Fazul would later be killed in a confrontation with the Somalia National Army in June 2011. 

Nabhan would later be tracked down and eliminated in a  September 2009 operation approved by President Barack Obama.

He was in a convoy of two vehicles from Mogadishu to Ras Kamboni, close to the Kenyan border, when surveillance drones located him and four helicopter gunships killed him and three others.

Two injured fighters were captured. His body was later buried under the sea.

Though the planned 2009 attack failed, Kenya would suffer a major terror attack in 2013 by four islamist militants. 
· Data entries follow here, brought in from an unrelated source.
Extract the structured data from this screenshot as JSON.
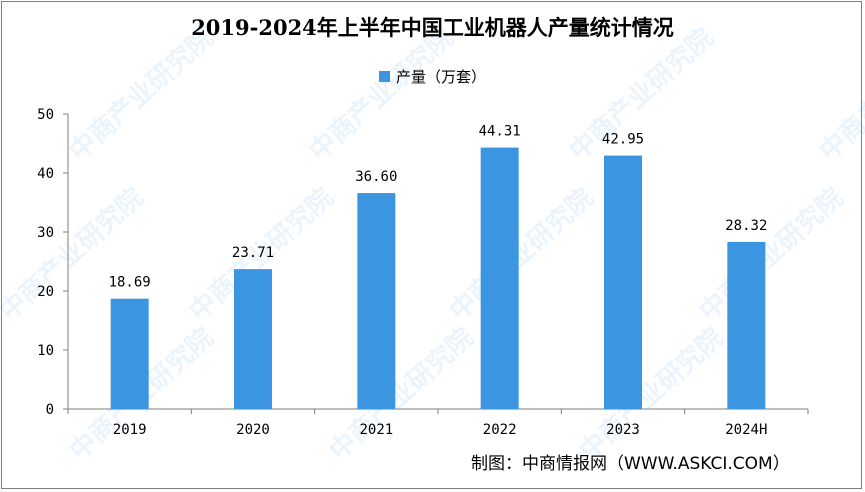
{
  "title": "2019-2024年上半年中国工业机器人产量统计情况",
  "source": "制图：中商情报网（WWW.ASKCI.COM）",
  "watermark_text": "中商产业研究院",
  "colors": {
    "bar": "#3b95e0",
    "axis": "#7f7f7f",
    "text": "#000000"
  },
  "chart_data": {
    "type": "bar",
    "categories": [
      "2019",
      "2020",
      "2021",
      "2022",
      "2023",
      "2024H"
    ],
    "series": [
      {
        "name": "产量（万套）",
        "values": [
          18.69,
          23.71,
          36.6,
          44.31,
          42.95,
          28.32
        ]
      }
    ],
    "data_labels": [
      "18.69",
      "23.71",
      "36.60",
      "44.31",
      "42.95",
      "28.32"
    ],
    "yticks": [
      "0",
      "10",
      "20",
      "30",
      "40",
      "50"
    ],
    "ylim": [
      0,
      50
    ],
    "grid": false,
    "legend_position": "top-center"
  }
}
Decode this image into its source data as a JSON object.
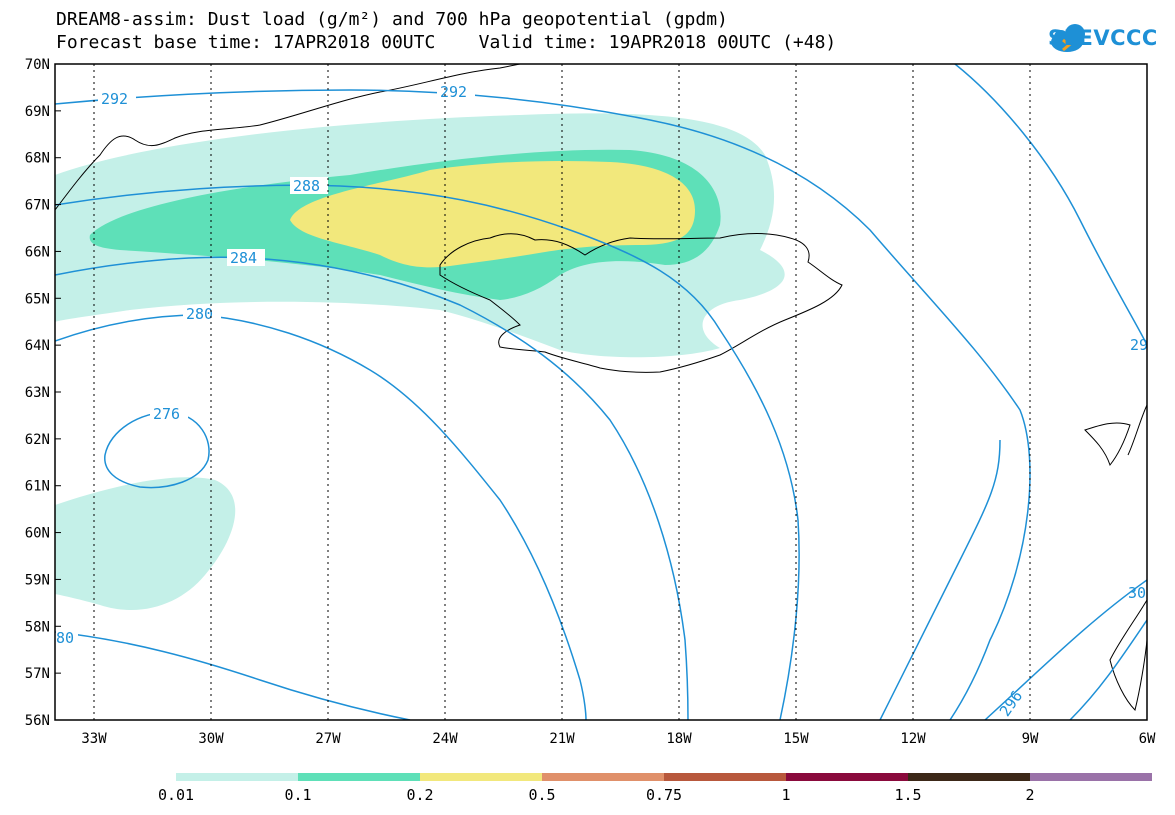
{
  "header": {
    "title_line1": "DREAM8-assim: Dust load (g/m²) and 700 hPa geopotential (gpdm)",
    "title_line2": "Forecast base time: 17APR2018 00UTC    Valid time: 19APR2018 00UTC (+48)"
  },
  "logo": {
    "text": "SEEVCCC",
    "icon": "cloud-icon"
  },
  "map": {
    "lat_labels": [
      "70N",
      "69N",
      "68N",
      "67N",
      "66N",
      "65N",
      "64N",
      "63N",
      "62N",
      "61N",
      "60N",
      "59N",
      "58N",
      "57N",
      "56N"
    ],
    "lon_labels": [
      "33W",
      "30W",
      "27W",
      "24W",
      "21W",
      "18W",
      "15W",
      "12W",
      "9W",
      "6W"
    ],
    "contour_labels": [
      "292",
      "292",
      "288",
      "284",
      "280",
      "276",
      "80",
      "296",
      "29",
      "30"
    ],
    "contour_color": "#1e90d6"
  },
  "colorbar": {
    "labels": [
      "0.01",
      "0.1",
      "0.2",
      "0.5",
      "0.75",
      "1",
      "1.5",
      "2"
    ],
    "colors": [
      "#c4f0e8",
      "#5ee0b8",
      "#f2e87c",
      "#e0906a",
      "#b8583c",
      "#8a0a3c",
      "#3c2818",
      "#9a72a8"
    ]
  }
}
The September 21 attack saw assailants lay siege on Westgate Mall in Westlands resulting in 71 deaths, that included 62 civilians, five Kenyan soldiers and all the four terrorists. Some 200 people were injured.

Al-Shabaab claimed responsibility for the attack, justifying it as a retribution for the Kenyan army deployment to Somalia in Operation Linda Nchi from 2011.

It was followed by the 2015 Garissa University College attack that saw 148 people killed and 79 injured.

The islamist attackers took over 700 students hostage, freeing Muslims and killing those who identified as Christian.

Like the Westgate Mall attack, al Qaeda and al Shabaab claimed responsibility.

The January 2019 DusitD2 attack would be the third large scale terrorist assault.

A suicide bomber blew himself up while four attackers carried out mass shooting for hours. In all 21 civilians were killed, one KDF soldier and all five militants.